Based on what the Junior League of Pensacola (JULEP) is doing with its foster care initiative, we’d say the formula is: pressing need + community support + total commitment + willingness to adapt.
JULEP is in the fifth year of a major focus on foster care, particularly as it relates to the problem of aging out, where foster kids are dropped from their programs once they hit a certain age, typically 18. JULEP’s major outreach project is Steppin’ Out, which teaches young women in foster care essential life skills they will need when they age out.
Steppin’ Out consists of an annual series of three one-day workshops. Instructors are all volunteers from within the Pensacola community with expertise in these important areas:
- Project Beauty – self-esteem, healthy relationships
- Project Cook-Off – nutrition, cooking, healthy lifestyle
- Project Dollars and Sense – personal finance, budgeting, preparing for a job interview
- Project Arts – a nice dinner downtown and a theater night (most recently at The Saenger Theatre in Pensacola, Florida, for a showing of Mama Mia) for program graduates
But JULEP’s program is not static.
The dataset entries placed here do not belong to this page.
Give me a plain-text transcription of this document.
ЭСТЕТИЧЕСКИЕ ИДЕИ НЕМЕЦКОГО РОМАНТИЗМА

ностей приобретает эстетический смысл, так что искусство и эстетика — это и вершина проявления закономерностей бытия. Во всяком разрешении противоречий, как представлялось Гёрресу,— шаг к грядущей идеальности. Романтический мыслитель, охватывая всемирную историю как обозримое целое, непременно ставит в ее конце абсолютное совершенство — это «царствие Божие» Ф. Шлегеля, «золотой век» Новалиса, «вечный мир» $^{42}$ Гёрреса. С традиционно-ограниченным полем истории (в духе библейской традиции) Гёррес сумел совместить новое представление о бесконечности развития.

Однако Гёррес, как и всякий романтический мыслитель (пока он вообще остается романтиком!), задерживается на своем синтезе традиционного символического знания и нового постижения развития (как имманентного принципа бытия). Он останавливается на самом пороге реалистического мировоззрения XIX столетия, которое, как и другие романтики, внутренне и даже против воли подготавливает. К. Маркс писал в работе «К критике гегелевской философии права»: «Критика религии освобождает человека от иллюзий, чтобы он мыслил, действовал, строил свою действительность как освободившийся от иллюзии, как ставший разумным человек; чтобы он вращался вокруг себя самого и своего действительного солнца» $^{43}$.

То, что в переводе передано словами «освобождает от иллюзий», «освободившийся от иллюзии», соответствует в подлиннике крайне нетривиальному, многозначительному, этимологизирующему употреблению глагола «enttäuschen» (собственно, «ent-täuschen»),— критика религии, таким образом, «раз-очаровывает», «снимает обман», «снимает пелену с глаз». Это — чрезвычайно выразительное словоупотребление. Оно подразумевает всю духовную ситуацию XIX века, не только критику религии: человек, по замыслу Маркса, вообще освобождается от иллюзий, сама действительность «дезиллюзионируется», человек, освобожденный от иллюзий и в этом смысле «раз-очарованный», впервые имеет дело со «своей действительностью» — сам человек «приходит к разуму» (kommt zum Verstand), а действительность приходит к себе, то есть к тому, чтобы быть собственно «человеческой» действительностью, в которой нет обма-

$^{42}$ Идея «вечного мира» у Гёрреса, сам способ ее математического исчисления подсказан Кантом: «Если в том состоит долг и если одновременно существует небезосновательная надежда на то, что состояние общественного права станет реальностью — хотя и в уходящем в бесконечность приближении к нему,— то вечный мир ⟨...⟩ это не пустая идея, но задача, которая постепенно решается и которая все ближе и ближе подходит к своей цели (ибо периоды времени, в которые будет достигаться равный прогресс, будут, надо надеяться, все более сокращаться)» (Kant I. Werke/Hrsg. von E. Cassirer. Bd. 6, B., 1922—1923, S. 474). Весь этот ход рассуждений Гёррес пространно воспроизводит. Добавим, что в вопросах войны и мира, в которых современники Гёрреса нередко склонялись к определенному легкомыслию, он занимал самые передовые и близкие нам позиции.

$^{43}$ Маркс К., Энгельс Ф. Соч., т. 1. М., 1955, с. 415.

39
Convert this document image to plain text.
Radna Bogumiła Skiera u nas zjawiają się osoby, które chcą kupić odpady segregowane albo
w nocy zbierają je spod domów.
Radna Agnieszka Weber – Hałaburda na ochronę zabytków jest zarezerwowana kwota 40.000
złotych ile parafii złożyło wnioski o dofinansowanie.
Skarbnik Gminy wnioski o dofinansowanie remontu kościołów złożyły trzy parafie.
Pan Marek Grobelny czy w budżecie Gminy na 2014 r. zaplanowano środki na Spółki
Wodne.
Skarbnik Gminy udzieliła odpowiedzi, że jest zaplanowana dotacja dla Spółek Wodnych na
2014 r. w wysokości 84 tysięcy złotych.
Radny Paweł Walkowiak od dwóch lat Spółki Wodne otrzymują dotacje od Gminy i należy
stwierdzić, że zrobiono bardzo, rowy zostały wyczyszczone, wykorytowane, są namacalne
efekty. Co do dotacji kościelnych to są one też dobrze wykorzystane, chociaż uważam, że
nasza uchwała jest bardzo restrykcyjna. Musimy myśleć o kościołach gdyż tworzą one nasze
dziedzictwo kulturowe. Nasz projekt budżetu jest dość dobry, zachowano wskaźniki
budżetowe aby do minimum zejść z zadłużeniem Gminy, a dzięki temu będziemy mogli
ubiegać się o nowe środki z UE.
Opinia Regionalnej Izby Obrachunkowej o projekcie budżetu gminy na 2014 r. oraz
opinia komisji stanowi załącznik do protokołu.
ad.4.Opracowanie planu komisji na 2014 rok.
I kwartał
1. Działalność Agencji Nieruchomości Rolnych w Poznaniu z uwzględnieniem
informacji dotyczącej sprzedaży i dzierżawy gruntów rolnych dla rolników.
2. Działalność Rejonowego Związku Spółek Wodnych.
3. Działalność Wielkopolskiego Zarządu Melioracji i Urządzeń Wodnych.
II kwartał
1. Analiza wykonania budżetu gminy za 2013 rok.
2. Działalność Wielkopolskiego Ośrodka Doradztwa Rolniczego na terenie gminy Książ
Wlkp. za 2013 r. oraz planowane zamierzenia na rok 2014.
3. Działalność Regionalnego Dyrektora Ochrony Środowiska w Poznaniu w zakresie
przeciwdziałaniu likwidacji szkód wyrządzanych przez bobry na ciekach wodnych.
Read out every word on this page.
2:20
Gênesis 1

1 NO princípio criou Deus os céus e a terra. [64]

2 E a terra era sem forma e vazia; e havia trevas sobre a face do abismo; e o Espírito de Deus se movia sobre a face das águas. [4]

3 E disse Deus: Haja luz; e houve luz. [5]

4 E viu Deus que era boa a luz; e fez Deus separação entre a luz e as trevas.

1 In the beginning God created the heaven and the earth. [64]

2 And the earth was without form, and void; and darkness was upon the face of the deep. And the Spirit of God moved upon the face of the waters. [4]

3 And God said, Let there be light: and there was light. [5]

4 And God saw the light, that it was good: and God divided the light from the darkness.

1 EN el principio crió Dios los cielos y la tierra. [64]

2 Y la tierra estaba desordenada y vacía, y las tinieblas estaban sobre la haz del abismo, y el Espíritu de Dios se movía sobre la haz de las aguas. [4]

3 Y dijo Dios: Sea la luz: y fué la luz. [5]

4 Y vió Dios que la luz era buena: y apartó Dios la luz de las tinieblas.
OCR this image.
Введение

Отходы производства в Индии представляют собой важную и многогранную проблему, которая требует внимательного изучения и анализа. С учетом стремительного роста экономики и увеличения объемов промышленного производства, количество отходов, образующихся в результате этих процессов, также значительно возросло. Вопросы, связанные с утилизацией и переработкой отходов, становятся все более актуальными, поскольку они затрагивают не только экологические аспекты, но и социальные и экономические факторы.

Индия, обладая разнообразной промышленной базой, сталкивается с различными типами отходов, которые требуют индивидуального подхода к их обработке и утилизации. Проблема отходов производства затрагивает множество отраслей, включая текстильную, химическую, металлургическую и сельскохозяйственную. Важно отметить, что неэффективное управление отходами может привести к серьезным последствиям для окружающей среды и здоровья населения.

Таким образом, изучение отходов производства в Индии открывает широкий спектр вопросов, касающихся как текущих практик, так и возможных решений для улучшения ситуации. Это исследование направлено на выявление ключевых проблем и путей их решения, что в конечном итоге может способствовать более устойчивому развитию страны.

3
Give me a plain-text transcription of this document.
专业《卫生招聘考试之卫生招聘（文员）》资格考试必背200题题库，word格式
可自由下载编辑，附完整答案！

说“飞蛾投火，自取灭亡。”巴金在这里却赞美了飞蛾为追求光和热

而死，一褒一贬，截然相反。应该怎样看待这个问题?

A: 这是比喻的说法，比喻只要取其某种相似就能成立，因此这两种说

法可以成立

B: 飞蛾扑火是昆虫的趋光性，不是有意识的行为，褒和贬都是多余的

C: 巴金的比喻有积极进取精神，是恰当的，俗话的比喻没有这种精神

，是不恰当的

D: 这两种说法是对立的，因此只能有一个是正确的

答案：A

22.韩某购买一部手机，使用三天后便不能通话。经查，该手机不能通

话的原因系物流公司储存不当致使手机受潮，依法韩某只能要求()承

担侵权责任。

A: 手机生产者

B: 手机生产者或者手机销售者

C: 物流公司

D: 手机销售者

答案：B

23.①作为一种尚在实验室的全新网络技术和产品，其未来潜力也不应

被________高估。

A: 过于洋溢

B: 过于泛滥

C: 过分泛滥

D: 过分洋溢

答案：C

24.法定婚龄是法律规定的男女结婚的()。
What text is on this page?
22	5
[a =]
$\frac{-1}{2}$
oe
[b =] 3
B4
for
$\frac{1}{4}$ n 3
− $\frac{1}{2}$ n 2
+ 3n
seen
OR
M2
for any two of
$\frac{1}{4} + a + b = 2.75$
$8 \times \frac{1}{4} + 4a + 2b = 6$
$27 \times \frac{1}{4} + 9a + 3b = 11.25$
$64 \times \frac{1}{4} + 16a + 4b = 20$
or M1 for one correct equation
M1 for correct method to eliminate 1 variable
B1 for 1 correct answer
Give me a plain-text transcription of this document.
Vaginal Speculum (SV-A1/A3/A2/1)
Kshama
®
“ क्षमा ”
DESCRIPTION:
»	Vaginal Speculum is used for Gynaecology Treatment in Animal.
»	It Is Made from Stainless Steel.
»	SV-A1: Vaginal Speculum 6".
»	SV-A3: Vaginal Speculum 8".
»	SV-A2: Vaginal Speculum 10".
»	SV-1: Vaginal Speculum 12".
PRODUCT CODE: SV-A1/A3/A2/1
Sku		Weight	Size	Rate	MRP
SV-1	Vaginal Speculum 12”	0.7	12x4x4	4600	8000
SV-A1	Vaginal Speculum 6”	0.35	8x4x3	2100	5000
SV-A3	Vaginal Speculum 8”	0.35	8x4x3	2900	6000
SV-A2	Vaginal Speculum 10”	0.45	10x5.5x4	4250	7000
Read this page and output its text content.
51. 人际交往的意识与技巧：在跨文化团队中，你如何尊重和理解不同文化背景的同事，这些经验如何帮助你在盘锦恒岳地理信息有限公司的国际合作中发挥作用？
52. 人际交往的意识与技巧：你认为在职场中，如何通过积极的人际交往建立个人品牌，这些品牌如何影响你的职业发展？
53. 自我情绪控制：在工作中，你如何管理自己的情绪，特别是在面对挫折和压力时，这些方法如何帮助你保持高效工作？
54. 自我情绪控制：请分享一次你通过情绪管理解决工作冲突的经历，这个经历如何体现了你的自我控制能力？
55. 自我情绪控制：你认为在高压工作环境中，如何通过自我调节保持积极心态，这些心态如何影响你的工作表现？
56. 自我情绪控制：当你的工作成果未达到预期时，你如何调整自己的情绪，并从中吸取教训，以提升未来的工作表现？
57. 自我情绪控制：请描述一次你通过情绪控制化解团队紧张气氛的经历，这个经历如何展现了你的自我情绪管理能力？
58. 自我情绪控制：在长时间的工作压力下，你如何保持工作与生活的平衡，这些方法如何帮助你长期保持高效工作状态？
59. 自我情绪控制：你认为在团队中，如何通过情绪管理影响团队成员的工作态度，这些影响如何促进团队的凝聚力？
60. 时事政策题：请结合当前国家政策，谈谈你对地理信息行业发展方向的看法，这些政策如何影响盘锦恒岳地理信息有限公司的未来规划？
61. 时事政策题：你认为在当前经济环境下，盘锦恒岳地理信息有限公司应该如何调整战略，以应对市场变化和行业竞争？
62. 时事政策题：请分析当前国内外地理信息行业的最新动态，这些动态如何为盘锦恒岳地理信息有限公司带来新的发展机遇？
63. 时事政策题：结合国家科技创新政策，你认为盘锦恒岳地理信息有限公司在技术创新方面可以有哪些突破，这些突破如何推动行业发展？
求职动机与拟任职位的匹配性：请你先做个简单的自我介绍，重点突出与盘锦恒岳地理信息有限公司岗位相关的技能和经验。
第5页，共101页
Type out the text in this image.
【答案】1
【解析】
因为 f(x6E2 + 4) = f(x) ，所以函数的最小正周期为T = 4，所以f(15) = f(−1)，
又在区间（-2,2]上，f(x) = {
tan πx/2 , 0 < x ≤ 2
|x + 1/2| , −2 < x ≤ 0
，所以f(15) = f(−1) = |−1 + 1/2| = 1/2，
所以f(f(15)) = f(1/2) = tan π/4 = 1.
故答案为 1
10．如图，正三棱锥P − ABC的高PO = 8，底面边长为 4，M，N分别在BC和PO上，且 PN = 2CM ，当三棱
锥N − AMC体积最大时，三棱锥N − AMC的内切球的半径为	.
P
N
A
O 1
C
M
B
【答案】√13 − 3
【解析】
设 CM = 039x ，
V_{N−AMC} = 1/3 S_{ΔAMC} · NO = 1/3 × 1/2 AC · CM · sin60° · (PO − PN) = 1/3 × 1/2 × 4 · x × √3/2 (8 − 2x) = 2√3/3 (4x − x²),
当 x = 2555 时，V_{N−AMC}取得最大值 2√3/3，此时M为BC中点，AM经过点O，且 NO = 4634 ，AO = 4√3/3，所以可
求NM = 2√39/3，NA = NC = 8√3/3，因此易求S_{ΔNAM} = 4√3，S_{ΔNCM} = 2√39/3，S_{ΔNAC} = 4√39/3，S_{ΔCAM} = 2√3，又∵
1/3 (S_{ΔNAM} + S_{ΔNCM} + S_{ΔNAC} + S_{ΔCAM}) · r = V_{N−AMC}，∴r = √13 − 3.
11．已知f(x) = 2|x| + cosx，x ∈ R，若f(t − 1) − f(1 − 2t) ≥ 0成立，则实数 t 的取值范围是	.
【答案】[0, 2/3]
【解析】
Steppin’ Out evolved from an earlier initiative; it an outgrowth of the League’s former Junior League Girls to Girls project, which began in the 2003 – 2004 League year. The program met with at-risk girls identified by Top of the Bottom Ministries, a group which served the portion of the community with a large concentration of extreme poverty. Junior League members provided mentor sessions for girls up to six times year in hopes of serving as positive role models and inspiring them to succeed. Girls to Girls proved to be a experience which was meaningful to Junior League members and the participants in the program.
Much of the success of the Steppin’ Out program comes from alliances with strong community partners. The girls are referred by partnering agencies like Families First Network of Pensacola, Children’s Home Society of Florida, PACE Center for Girls, and Families Count. JULEP’s Foster Care Focus Committee also coordinates events with Families First Network and Children’s Home Society and supports their events and activities. Other supporters include Bank of America, West Florida Hospital, Pensacola State College School of Cosmetology, Santa Rosa County Health Department, and Friends of the Saenger.
JULEP coordinates with their partners to serve foster children and their families through two other programs. Done in a Day events at JULEP help provide foster families and kids with pajamas, beds, appreciation dinners, family field days, Santa breakfasts, and recruitment efforts. Their Foster Care Focus Committee oversees another great program element which provides kids in the program with mini-grants to fund ordinary purchases that aren’t reimbursed by their foster care programs, including eyeglasses, transportation costs and expenses like scouting fees and high school cap and gowns. JULEP has a member Group page on Facebook in which emergency requests from social workers are communicated and in just a matter of minutes a member replies with a means to help fulfill the request for a foster family. League members are proactive in helping the children and families in their community.
Looking ahead, JULEP may ultimately consider handing off its foster care initiative to a community partner and move on to another – but not yet identified – major focus area. Past programs (also successfully handed off) included speech and hearing assistance for deaf children and adults, legal aid, downtown revitalization, teen peer abstinence promotion, a thrift shop, Leadership Pensacola, and car seats for children. But until then, Pensacola’s foster care community has a friend in The Junior League.